Ojulari explained that upon assuming office, he was faced with a steep learning curve, as his professional background was largely in the upstream segment of the oil and gas industry. Despite this, he said the responsibility of leadership required a swift and honest evaluation of the refineries’ performance.
Following a detailed assessment, the management discovered that the facilities were operating at what he described as “monumental losses.” He said large volumes of crude oil were being supplied to the refineries every month, yet capacity utilisation remained between 50 and 55 per cent, resulting in poor returns and significant value erosion.
In addition to high operational and contractor costs, Ojulari noted that there was no clear or credible pathway to financial recovery. While losses can be expected during major investments, he said the absence of a visible plan to reverse the trend made continued operations unjustifiable.
As a result, halting refinery activities became one of the earliest and most difficult decisions taken by his administration. Ojulari said the shutdown was intended to stop further losses while allowing the company to reassess the viability of the facilities and determine whether reopening them would make commercial sense.

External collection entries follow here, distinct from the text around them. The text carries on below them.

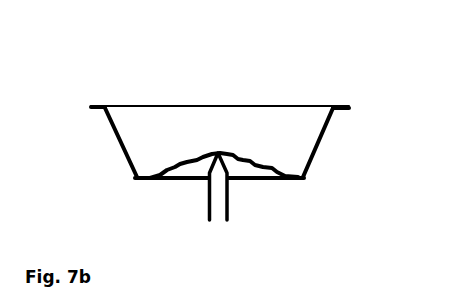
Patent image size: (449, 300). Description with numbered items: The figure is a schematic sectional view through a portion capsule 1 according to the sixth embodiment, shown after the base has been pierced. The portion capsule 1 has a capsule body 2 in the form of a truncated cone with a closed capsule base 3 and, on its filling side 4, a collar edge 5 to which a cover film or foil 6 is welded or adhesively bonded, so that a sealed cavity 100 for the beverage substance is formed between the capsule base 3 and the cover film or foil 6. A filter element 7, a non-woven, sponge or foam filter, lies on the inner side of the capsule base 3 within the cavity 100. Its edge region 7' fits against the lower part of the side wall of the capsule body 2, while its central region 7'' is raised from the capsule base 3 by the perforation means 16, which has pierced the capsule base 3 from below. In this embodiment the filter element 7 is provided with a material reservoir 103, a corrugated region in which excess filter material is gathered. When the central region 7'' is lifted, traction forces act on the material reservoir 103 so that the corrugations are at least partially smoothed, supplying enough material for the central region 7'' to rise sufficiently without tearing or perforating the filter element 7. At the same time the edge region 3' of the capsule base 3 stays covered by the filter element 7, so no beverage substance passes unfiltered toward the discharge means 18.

The portion capsule 1 is at (122, 75).
The capsule body 2 is at (127, 159).
The capsule base 3 is at (197, 209).
The edge region of the capsule base 3' is at (149, 209).
The filling side 4 is at (216, 101).
The collar edge 5 is at (340, 112).
The cover film or foil 6 is at (291, 106).
The filter element 7 is at (219, 125).
The edge region of the filter element 7' is at (95, 148).
The central region of the filter element 7'' is at (258, 85).
The perforation means 16 is at (227, 218).
The discharge means 18 is at (201, 185).
The cavity 100 is at (177, 114).
The material reservoir 103 is at (253, 163).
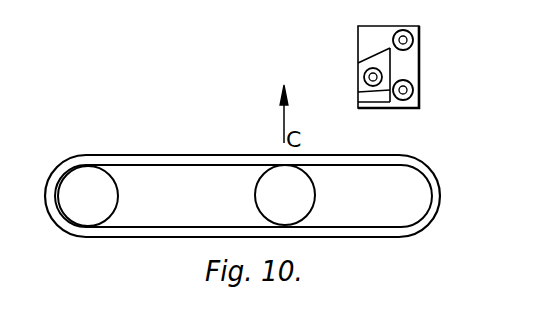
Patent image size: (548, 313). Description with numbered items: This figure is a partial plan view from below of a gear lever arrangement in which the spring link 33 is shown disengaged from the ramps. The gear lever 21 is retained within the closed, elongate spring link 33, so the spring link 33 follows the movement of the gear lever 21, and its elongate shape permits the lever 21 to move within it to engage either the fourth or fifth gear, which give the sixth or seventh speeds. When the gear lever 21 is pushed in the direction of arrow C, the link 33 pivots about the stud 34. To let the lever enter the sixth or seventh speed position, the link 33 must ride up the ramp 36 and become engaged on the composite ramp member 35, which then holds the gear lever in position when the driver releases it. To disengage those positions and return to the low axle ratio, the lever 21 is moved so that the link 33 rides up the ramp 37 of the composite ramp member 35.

The gear lever 21 is at (303, 196).
The spring link 33 is at (437, 188).
The stud 34 is at (85, 180).
The composite ramp member 35 is at (394, 84).
The ramp 36 is at (371, 101).
The ramp 37 is at (367, 60).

He further revealed that product quality also contributed to the losses, citing the Port Harcourt Refinery, where the crude oil processed yielded largely mid-grade products with limited market value. According to him, the output did not justify the cost of the crude supplied to the plant.
Ojulari admitted that the decision to suspend operations was politically sensitive, given longstanding expectations for NNPC to maintain domestic refining capacity and reduce fuel imports. However, he stressed that his decades of experience in the industry had ingrained in him the importance of commercial discipline and profitability.
Nigeria’s four state-owned refineries — located in Port Harcourt, Warri and Kaduna — have for decades struggled with chronic underperformance, often operating far below capacity or remaining completely shut down. This has forced Africa’s largest oil producer to rely heavily on imported refined petroleum products, despite being a major crude oil exporter.
Between 2015 and 2023, successive governments approved multiple turnaround maintenance and rehabilitation contracts worth billions of dollars, yet domestic refining output remained minimal, fueling public criticism and concerns over inefficiency.
Ojulari’s comments mark one of the clearest acknowledgements by an NNPCL chief executive that the continued operation of the refineries, under existing conditions, was economically unsustainable. The remarks also reflect a broader shift under the Petroleum Industry Act toward enforcing commercial viability and financial discipline, even in politically sensitive areas such as domestic refining.